Kindergarten, Here We Come…

Just when did getting your kid into kindergarten turn into a process more like Kindergarten 2 applying to an Ivy League school or the CIA?

I asked myself that the other night as my wife and I sat in an auditorium with about 50 other parents of prospective kindergartners looking to attend our local public elementary school. We had all gathered there for an hour-long information session led by one of the school’s kindergarten teachers because, in 2014, you don’t drop your kid off at the front door of your local school the morning of the first day of classes in September. That might have flown back when I entered kindergarten at Wildwood Park Elementary in Puyallup, Wash., back in 1973. But not in Oakland in 2014. Try that today and you will be persona non grata at the school’s next pancake breakfast fundraiser.

Needless to say, things have changed when it comes to getting your kid into school. For starters, there was this information session that my wife and I and those four-dozen or so other parents that were stressing to various degrees about their kids’ upcoming education were attending. I don’t know if it’s residue from “No Child Left Behind” or too much information from the Huffington Post’s parents site, but it seemed to me that the moms and dads of today are worried about, well, everything.
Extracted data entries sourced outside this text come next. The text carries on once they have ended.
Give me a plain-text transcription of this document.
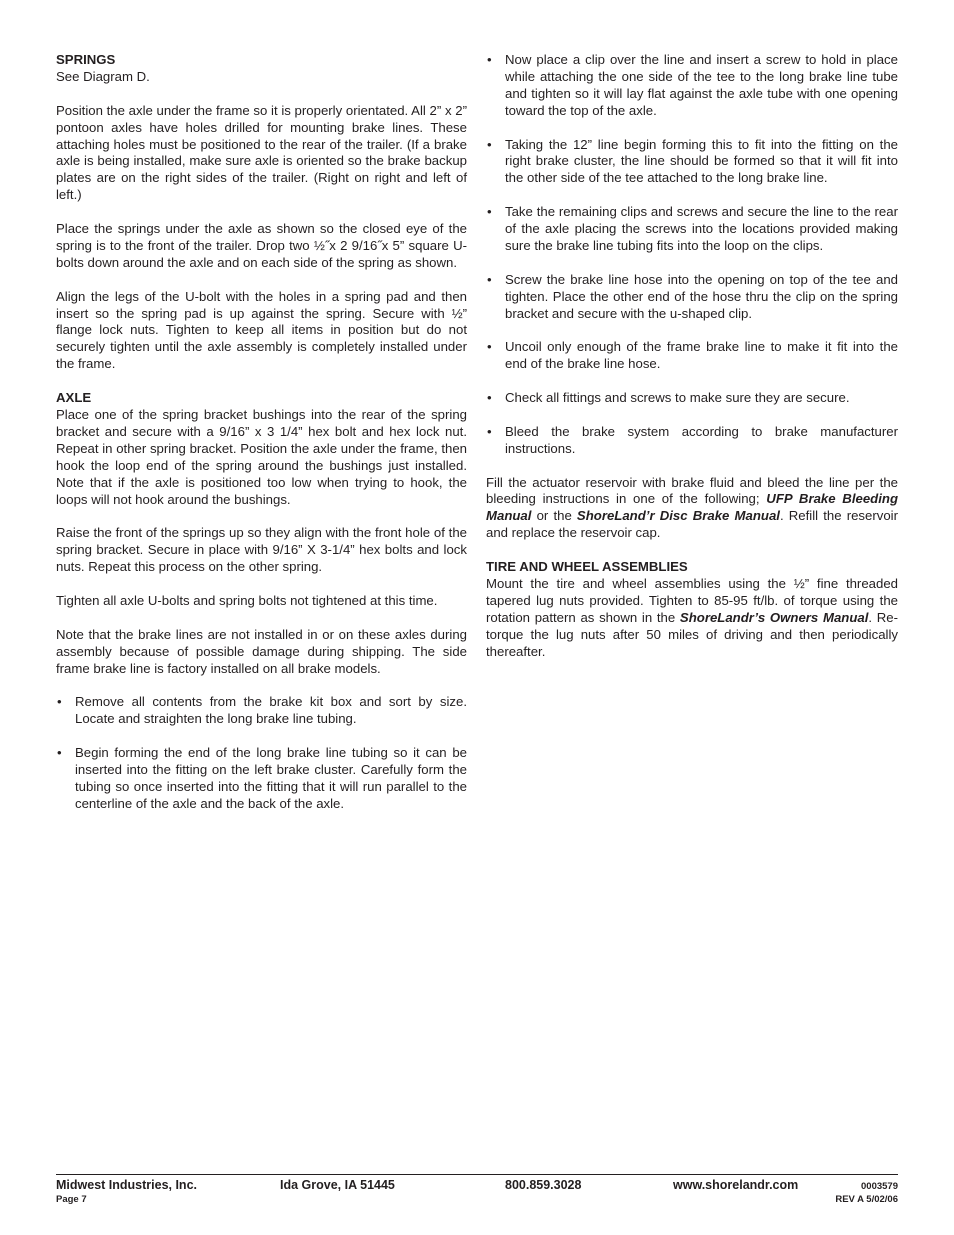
SPRINGS

See Diagram D.

Position the axle under the frame so it is properly orientated. All 2” x 2” pontoon axles have holes drilled for mounting brake lines. These attaching holes must be positioned to the rear of the trailer. (If a brake axle is being installed, make sure axle is oriented so the brake backup plates are on the right sides of the trailer. (Right on right and left of left.)

Place the springs under the axle as shown so the closed eye of the spring is to the front of the trailer. Drop two ½˝x 2 9/16˝x 5” square U-bolts down around the axle and on each side of the spring as shown.

Align the legs of the U-bolt with the holes in a spring pad and then insert so the spring pad is up against the spring. Secure with ½” flange lock nuts. Tighten to keep all items in position but do not securely tighten until the axle assembly is completely installed under the frame.

AXLE

Place one of the spring bracket bushings into the rear of the spring bracket and secure with a 9/16” x 3 1/4” hex bolt and hex lock nut. Repeat in other spring bracket. Position the axle under the frame, then hook the loop end of the spring around the bushings just installed. Note that if the axle is positioned too low when trying to hook, the loops will not hook around the bushings.

Raise the front of the springs up so they align with the front hole of the spring bracket. Secure in place with 9/16” X 3-1/4” hex bolts and lock nuts. Repeat this process on the other spring.

Tighten all axle U-bolts and spring bolts not tightened at this time.

Note that the brake lines are not installed in or on these axles during assembly because of possible damage during shipping. The side frame brake line is factory installed on all brake models.

• Remove all contents from the brake kit box and sort by size. Locate and straighten the long brake line tubing.
• Begin forming the end of the long brake line tubing so it can be inserted into the fitting on the left brake cluster. Carefully form the tubing so once inserted into the fitting that it will run parallel to the centerline of the axle and the back of the axle.
• Now place a clip over the line and insert a screw to hold in place while attaching the one side of the tee to the long brake line tube and tighten so it will lay flat against the axle tube with one opening toward the top of the axle.
• Taking the 12” line begin forming this to fit into the fitting on the right brake cluster, the line should be formed so that it will fit into the other side of the tee attached to the long brake line.
• Take the remaining clips and screws and secure the line to the rear of the axle placing the screws into the locations provided making sure the brake line tubing fits into the loop on the clips.
• Screw the brake line hose into the opening on top of the tee and tighten. Place the other end of the hose thru the clip on the spring bracket and secure with the u-shaped clip.
• Uncoil only enough of the frame brake line to make it fit into the end of the brake line hose.
• Check all fittings and screws to make sure they are secure.
• Bleed the brake system according to brake manufacturer instructions.

Fill the actuator reservoir with brake fluid and bleed the line per the bleeding instructions in one of the following; UFP Brake Bleeding Manual or the ShoreLand’r Disc Brake Manual. Refill the reservoir and replace the reservoir cap.

TIRE AND WHEEL ASSEMBLIES

Mount the tire and wheel assemblies using the ½” fine threaded tapered lug nuts provided. Tighten to 85-95 ft/lb. of torque using the rotation pattern as shown in the ShoreLandr’s Owners Manual. Re-torque the lug nuts after 50 miles of driving and then periodically thereafter.

Midwest Industries, Inc.	Ida Grove, IA 51445	800.859.3028	www.shorelandr.com	0003579
Page 7	REV A 5/02/06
And I do mean EVERYTHING, including:

–When do they start testing for the “gifted” program? [Because every parent, me included, thinks their kid is “special” in the good “special” way.]

–The daily schedule, and what things like “sharing”, “exploring” and “auto shop” mean. [OK, I made that last one up. Although learning to change spark plugs would probably do my daughters more good than sharing toys, and thus germs, with 26 other five-year-olds.]

–How many locks are on the school gates and what members of Seal Team Six provide security around the playground.

But the only question I really cared about was the one I asked. The school is the closest one to our house, which in my day meant that that was the school you went to. That is not necessarily the case these days.

“So…how does it work for admission?” I asked. “I’ve heard there’s a lottery…”

Oh yeah, the school lottery system.

Rarely has there been a greater discrepancy in levels of proposed awesomeness between two things with the same name as the state lottery and the school lottery. Here in California, we have commercials showing a guy coming out of his front door in the morning, presumably in some place like San Diego, and it’s snowing. Why? Because he was able to buy a gigantic snow making machine after he won the state’s Super Lotto! And hey, isn’t buying your own personal snowmaker just the first thing that any insta-millionaire should do with his winnings?

But…mention “school lottery” to parents of prospective students and you’re likely to get a raft of reactions ranging from “How can we rig this thing?” to “Maybe we should just move to Australia?”

Our local elementary school is very good. And with very good schools, such places are popular with parents who want the best education for their kids. And because of this, Oakland, like many other school districts around the country, has adopted a lottery system for determining what kids it lets into its hallowed halls of education. And the thought of losing a slot in a very good school, like ours, is enough for some parents to start considering selling the minivan in order to pay for tuition at private school.

Things aren’t likely to get to that point for us. Our school basis its enrollment first on whether the incoming kindergartner has an older sibling and then on whether the kid lives in the neighborhood. After that, it’s lottery time. We are less than a mile from the school, meaning our odds are pretty spot on that Maddo, our five-year-old, will get in there this fall. I was so happy when the teacher said this that I nearly jumped up and shouted, “USA! USA! USA!” when she said it.

The questioning went on for about 45 minutes longer. By the time the meeting was done, half the parents had left. I presume they boogied out early in order to get out of having to help fold up and put away the chairs we had sat on. So much for their involvement in the parent-faculty club.

The next morning, my wife took a tour of the school with a bunch of other parents. She came home raving about the place, and with an application in hand. Yes, an application. For a public-school kindergarten. We had to list things like our top six school choices, whether our daughter was a twin, and our own highest levels of education. You would have thought we were trying to get early admission for Maddo into the University of California system. Thirteen years early, that is.

This is just the beginning, too, of what will be eight months of meetings, calls and stress leading up to Maddo’s eventual public-school kindergarten debut on September 2. To start with, although the odds are very much in our favor, we won’t know for sure about Maddo’s school placement until March. The next two months are kind of like that period between Election Day and the president’s Inauguration, only without knowing who’s moving in to the White House.

And, even though we have most of winter, all of spring and nearly all of summer ahead of us, we need to get cracking right now on what the hell we are going to do with Maddo before and after school.

Since kids’ school times never correspond perfectly with parents work schedules, we need to line up some sort of before-school assistance to get Maddo to school, and something else for the two or three hours between when her school gets out, and we get home. This isn’t the 1970s. School buses don’t go everywhere like they used to, and there aren’t too many latchkey five-year-olds walking home these days.

As I thought about this, I looked at my wallet. And I knew that the financial gain I had planned on from not having to pay Maddo’s preschool bill was going to be miniscule, at best. Public school may be “free”, but no one is going to watch your kids before and after they leave the school grounds for nothing.